December 8: Day of the Mozas or “Day of the Cowbell“: The young people of the town sound conches and cowbells. A traditional festival originated by an event that occurred during Christmas 1539. The story goes that after the Reconquest, a small group of Moors remained in the town. It happened that two women, one Christian and the other Moorish, provoked a terrible dispute between the two sides. Then they asked the neighboring town for help and had the idea of coming playing conchshells and cowbells, with such a roar, similar to that of a battalion, that the Moors ended up fleeing.
Where to eat in Tolox
La Plaza Restaurant: Located next to the town hall of the town. This restaurant is part of a hostel. The menu is very varied with very careful and elaborate dishes of a very good quality. There are traditional dishes and others inspired by Asian cuisine. The value for money is worth it.
Where to sleep in Tolox
Hostal La Plaza: Accommodation in the heart of the town. The rooms are cozy, modern and clean. The staff at every moment attentive and friendly. The breakfast varied and of high quality.

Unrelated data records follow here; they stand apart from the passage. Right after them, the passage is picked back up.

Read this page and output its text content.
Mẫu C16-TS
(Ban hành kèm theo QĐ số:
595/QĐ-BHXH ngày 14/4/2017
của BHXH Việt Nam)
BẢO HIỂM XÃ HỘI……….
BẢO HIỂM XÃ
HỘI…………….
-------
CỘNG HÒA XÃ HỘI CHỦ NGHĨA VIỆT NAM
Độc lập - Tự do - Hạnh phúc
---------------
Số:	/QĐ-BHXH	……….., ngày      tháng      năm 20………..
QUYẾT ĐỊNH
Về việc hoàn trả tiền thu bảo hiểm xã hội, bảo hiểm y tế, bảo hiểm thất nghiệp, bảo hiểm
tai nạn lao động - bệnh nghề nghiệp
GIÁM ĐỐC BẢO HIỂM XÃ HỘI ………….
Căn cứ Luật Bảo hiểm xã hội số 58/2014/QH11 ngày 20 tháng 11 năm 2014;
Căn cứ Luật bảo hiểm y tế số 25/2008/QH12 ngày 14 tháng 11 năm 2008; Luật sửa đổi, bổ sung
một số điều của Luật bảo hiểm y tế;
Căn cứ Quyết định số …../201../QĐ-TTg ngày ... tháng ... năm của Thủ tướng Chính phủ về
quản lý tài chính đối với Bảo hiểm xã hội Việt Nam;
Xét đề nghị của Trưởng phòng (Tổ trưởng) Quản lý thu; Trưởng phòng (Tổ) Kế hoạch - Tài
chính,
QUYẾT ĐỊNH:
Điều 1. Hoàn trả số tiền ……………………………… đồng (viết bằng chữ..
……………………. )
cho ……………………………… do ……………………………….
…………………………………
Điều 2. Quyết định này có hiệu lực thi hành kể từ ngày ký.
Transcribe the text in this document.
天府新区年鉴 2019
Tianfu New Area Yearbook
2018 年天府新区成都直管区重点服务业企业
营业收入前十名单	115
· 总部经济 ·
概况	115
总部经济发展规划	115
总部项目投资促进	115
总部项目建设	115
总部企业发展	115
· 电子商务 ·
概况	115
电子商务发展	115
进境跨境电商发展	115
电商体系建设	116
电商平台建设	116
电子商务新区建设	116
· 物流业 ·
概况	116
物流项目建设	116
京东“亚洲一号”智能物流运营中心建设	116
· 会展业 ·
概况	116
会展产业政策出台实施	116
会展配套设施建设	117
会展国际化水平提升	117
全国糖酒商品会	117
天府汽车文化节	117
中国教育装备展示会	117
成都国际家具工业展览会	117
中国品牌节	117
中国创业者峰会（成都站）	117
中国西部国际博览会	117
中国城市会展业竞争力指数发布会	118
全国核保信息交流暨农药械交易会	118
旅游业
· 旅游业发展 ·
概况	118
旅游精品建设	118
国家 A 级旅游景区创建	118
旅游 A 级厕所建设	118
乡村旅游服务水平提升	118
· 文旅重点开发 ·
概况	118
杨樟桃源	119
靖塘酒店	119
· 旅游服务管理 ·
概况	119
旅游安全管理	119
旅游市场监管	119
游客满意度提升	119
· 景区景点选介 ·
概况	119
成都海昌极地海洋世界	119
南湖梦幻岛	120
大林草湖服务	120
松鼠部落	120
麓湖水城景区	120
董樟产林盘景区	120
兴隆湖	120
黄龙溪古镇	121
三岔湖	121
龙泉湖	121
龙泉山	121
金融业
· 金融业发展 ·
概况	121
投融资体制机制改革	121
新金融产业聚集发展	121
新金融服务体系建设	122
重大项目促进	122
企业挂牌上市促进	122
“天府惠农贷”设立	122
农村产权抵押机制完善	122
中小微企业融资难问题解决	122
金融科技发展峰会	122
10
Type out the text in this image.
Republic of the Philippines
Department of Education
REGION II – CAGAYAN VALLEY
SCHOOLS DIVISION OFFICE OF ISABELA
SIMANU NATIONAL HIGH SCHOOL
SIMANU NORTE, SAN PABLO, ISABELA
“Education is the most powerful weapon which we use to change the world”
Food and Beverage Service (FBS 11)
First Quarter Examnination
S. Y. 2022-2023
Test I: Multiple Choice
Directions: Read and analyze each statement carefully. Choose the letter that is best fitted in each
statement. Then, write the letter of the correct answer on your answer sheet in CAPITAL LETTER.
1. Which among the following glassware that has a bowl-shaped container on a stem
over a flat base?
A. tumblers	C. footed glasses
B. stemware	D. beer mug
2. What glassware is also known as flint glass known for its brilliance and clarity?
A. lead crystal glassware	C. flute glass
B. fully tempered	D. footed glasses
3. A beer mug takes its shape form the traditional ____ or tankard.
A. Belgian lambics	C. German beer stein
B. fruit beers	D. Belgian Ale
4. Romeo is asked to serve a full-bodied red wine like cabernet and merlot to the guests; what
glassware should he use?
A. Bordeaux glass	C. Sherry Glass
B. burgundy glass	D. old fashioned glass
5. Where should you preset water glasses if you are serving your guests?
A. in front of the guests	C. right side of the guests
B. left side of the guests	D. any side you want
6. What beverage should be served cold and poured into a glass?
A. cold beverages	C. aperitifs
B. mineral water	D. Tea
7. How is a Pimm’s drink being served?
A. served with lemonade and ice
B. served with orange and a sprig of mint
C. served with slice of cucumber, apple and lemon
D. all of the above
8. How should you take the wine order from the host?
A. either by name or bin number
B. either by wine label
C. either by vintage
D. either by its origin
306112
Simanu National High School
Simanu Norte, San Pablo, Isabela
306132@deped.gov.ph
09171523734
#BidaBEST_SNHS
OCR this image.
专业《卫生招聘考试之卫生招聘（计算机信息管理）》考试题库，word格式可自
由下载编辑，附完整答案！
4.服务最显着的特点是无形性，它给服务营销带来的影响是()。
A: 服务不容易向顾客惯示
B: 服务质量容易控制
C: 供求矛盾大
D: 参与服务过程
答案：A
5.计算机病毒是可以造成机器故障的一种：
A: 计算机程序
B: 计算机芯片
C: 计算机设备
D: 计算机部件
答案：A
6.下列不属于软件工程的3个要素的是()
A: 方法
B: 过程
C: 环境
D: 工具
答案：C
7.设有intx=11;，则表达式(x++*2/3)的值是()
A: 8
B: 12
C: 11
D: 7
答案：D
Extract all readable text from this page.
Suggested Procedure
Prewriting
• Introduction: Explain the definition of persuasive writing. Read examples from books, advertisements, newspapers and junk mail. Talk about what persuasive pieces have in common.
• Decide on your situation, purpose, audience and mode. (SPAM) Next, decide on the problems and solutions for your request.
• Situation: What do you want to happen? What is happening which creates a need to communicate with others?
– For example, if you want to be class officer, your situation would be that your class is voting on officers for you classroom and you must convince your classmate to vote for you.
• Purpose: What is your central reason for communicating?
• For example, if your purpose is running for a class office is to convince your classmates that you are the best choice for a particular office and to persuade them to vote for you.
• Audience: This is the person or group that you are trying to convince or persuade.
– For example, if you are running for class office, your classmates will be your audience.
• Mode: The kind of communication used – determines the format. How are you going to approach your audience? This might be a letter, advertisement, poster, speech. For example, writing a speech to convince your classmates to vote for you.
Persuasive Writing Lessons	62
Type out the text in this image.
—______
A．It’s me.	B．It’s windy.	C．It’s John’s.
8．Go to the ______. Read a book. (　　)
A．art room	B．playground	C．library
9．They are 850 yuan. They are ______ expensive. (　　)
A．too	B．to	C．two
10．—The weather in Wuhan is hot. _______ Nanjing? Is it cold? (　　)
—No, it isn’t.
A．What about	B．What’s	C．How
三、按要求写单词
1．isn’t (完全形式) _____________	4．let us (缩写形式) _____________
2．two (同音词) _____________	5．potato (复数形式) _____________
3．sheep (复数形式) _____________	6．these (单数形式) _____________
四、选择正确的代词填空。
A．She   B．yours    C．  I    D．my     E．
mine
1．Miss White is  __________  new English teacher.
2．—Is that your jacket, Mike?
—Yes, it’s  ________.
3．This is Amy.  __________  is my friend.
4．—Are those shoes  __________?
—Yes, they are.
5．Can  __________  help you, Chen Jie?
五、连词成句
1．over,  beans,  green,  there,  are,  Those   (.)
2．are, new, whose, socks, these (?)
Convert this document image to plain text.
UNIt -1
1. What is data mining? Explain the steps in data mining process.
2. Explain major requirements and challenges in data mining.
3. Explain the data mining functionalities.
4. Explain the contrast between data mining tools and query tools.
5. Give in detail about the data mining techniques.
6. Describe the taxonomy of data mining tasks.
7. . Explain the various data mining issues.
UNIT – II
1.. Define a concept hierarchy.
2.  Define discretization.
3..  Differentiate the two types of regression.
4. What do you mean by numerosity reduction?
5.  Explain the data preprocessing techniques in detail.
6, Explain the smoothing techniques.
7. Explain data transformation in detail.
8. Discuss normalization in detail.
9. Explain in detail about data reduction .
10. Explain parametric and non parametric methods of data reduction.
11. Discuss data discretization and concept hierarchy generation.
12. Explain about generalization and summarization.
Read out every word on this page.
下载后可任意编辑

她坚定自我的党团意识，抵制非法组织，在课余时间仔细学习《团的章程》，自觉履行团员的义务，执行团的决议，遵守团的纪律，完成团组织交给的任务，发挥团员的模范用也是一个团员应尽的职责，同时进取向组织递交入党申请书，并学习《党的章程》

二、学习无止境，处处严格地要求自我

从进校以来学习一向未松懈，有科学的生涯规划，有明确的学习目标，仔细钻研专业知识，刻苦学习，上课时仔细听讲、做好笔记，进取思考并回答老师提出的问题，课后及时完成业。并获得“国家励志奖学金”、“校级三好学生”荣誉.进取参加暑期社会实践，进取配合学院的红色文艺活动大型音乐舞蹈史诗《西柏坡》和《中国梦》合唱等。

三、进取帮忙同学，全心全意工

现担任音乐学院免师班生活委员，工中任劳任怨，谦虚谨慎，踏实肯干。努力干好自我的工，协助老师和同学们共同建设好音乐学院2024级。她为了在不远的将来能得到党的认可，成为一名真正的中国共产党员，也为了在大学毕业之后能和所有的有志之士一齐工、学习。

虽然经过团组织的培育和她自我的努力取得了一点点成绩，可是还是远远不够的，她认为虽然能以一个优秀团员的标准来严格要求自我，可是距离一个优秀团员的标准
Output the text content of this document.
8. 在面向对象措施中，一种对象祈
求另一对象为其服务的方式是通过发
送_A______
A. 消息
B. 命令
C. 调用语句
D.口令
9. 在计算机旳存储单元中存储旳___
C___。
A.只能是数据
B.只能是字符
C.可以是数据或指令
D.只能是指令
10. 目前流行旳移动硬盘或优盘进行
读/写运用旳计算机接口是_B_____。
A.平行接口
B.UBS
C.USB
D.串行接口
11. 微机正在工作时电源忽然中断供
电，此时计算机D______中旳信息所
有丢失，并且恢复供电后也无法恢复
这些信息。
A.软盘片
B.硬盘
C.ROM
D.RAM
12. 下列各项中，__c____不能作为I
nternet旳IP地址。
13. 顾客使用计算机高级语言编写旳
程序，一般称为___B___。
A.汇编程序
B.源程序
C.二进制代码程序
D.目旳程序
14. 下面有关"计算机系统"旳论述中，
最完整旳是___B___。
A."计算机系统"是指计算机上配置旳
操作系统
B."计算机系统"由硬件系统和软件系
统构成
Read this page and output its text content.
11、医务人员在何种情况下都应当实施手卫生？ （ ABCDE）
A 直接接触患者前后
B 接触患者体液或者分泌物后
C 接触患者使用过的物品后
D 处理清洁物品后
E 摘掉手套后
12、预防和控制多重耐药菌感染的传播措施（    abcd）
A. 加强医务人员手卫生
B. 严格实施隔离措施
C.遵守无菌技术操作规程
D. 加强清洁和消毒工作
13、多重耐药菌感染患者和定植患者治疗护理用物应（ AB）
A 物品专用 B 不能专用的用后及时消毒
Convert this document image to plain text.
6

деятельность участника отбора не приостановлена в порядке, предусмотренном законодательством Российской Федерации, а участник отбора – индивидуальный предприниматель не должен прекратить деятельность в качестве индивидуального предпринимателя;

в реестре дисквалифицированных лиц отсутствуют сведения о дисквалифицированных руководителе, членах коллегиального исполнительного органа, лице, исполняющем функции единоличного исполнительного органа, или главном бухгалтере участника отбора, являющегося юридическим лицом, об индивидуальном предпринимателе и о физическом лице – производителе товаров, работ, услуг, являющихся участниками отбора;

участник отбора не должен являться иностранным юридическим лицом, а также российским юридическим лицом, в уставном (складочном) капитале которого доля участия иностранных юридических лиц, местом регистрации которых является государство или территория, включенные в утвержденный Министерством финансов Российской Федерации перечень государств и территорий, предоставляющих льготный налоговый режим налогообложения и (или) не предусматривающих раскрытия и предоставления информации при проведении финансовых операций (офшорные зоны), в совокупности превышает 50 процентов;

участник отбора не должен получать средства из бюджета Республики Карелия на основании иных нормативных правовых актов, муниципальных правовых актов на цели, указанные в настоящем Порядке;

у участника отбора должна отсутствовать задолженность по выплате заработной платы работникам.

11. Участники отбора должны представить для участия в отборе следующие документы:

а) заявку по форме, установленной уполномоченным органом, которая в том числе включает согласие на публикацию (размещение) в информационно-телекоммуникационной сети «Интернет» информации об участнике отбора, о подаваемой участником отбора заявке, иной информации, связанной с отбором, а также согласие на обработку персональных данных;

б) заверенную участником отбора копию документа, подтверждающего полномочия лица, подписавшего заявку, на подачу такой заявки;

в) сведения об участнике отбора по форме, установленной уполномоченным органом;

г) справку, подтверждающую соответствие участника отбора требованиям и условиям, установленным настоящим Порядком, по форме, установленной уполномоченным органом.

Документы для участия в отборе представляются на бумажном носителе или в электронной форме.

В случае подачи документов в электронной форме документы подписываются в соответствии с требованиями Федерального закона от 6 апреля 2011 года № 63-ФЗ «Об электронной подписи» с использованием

- Bolus: variety of tomato soup, with eggs, oil, onion, salt and lemon.
- Samandoña casserole: with garlic and almonds.
- Empanadillas: pastries.
- Gazpacho: it is prepared cold with garlic, bread crumbs, oil, water, vinegar, tomato and salt, with or without pepper and cucumber.
- Maimones: local variety of garlic soup. Made with water, garlic, parsley, salt, oil and bread.
Fig bread “pintao”: pastry product whose main ingredient is fig, a local fruit (photo).
- Sopeao: made with tomato, pepper, garlic, bread and lemon or vinegar.